Hinkley, 46, said he was well prepared for the challenge.
"I have great confidence in what I do," he said.
"I think my track record, if you look over it, I've been involved in six premierships and the path to success and just recently been at the Gold Coast Suns.
"I've seen a blank canvas and the way it takes to build and it takes time to build and I understand what it takes to be successful."
Hinkley was not the only announcement from Port on Monday, as the club unveiled other new football department members in former Carlton assistant Alan Richardson as a coaching director and Darren Burgess as a high performance manager.
Burgess has most recently been with English Premier League club Liverpool after a stint with the Socceroos, with Thomas saying the signing of these two assistants in conjunction with Hinkley gives Port the right infrastructure to build long-term success.
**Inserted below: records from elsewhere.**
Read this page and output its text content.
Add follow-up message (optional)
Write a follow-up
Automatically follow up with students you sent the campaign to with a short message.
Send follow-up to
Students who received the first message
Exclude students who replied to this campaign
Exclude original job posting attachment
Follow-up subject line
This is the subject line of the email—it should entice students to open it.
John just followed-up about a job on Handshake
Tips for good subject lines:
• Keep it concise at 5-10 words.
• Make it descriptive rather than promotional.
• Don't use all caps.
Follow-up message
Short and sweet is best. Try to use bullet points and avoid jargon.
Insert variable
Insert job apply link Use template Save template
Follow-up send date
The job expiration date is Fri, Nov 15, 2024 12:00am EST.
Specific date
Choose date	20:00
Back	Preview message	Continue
The chief executive admitted that this infrastructure was not in place when former coach Matthew Primus started his time at the club after taking over from Mark Williams in 2010.
Hinkley, though, did not appear concerned with Port's dire recent history, the new coach saying that with key members of his football department in place, along with a new president in television presenter David Koch, the club had the right ingredients in place to go forward.
"It's a pretty simple recipe that you want," Hinkley said. "It's stability, it's confidence in what you do and it's trust.
"The number one thing for me that I've learnt (is) that the stability part of any football club is so incredibly important.
"There is a journey to go on, there is some ups and down in football as we all know but the important part about that is with Keith and David, is that we've got the support and we've got the stability at this football club now going forward.
"That's the number one thing we've got to have in football.
"All I know is I've worked really hard ... really hard ... and really committed to what I've been trying to do and I'm really pleased to be here."